In 2013 former Los Angeles Magazine architecture critic Greg Goldin and journalist Sam Lubell co-wrote and co-curated Never Built Los Angeles. The acclaimed book and accompanying exhibit at the Architecture and Design Museum of LA celebrated hundreds of projects that never quite reached fruition. Following its success, the duo published a second installment: Never Built New York. Having just sold out of its first pressing, the book has garnered similar praise as its predecessor. Goldin and Lubell are currently planning an accompanying exhibit at New York’s Queens Museum that will debut this fall. Fresh off their NYC book tour, I sat down with Mr. Goldin to discuss his latest book and the future of Never Built.
Thomas Musca: You’ve been able to snag two high-profile architects to write the foreword for each book: Thom Mayne for Never Built LA and Daniel Libeskind for Never Built NY. Why do you think they’re so willing to help? Why are they so interested in the unbuilt?
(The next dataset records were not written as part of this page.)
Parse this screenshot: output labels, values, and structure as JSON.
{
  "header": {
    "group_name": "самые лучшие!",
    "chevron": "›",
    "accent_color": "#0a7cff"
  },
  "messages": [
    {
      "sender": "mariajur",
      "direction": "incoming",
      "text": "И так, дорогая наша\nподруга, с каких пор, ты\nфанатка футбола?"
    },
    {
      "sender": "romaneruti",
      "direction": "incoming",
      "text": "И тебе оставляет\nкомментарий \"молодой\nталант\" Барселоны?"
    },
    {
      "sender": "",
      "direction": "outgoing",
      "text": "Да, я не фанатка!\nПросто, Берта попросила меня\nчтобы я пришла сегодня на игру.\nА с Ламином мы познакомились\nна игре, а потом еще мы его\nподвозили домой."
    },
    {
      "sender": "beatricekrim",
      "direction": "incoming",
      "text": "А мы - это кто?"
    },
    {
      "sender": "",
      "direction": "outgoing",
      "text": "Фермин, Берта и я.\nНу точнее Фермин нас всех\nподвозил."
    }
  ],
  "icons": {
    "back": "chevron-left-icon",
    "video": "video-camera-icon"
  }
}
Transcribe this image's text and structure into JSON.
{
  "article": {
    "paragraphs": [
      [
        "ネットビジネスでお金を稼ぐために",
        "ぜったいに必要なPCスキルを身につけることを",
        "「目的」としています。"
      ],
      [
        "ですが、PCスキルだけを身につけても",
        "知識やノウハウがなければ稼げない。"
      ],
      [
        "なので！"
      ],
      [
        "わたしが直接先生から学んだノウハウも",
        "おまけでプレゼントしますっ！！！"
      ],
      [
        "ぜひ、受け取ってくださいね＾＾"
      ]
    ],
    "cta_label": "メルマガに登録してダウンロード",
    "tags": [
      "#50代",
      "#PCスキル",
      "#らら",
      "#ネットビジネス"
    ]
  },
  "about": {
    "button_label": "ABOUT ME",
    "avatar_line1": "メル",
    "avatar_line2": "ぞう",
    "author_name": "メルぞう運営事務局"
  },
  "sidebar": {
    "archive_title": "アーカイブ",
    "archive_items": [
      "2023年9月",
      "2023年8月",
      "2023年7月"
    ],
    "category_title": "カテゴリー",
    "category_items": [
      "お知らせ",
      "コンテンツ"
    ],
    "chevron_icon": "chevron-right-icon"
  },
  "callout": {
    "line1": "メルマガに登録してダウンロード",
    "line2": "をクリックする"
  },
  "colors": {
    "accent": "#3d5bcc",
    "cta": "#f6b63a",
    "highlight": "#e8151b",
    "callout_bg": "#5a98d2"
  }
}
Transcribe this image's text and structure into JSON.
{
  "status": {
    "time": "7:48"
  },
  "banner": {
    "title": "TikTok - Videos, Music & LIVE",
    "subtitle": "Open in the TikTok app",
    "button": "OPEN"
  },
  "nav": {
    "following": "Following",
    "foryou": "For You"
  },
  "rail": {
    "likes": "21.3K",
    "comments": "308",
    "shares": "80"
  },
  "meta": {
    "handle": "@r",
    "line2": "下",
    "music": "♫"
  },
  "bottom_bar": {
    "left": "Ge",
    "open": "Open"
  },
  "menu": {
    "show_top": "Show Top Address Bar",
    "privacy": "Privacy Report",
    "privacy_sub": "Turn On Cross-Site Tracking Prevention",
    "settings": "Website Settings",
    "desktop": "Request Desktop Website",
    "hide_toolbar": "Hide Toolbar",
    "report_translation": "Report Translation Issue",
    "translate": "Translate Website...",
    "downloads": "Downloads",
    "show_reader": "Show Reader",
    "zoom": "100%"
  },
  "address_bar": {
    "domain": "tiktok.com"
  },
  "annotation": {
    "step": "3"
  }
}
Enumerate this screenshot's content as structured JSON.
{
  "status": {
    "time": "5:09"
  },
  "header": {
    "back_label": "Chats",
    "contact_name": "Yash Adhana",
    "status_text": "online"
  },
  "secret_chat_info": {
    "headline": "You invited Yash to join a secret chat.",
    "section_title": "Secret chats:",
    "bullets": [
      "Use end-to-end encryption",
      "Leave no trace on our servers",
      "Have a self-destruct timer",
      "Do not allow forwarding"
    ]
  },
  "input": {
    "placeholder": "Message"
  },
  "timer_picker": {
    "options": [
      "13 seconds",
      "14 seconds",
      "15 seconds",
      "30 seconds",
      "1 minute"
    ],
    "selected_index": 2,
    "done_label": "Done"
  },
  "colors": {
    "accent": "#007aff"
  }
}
Greg Goldin: I think architects feel that a lot of the work they do is the stuff that we would describe as "on paper." It’s not something that got realized. So, I think that there’s a natural sympathy for this subject matter in general. We didn’t have to convince anyone: "Oh, overcome your worst fears, you’re going to be included in this book that is consigning you to the dung heap of history." I don’t think anybody ever felt that way. I think that they feel like these are things that they don’t want to see just disappear into the archives. There’s a sympathy that already exists. Sam and I knew Thom Mayne and we thought Thom would be good for this and he just said yes. The same is true with Daniel Libeskind. Our editor, Diana Murphy, is friends with him. We felt fortunate because he has an amazingly positive attitude for a guy who’s been batted about by how things work in the real world of trying to get stuff built. You can have the dream project, Freedom Tower, and get ground down by it. But Daniel, bless his heart, is kind of upbeat about the whole thing, and that comes across in what he had to say in the foreword.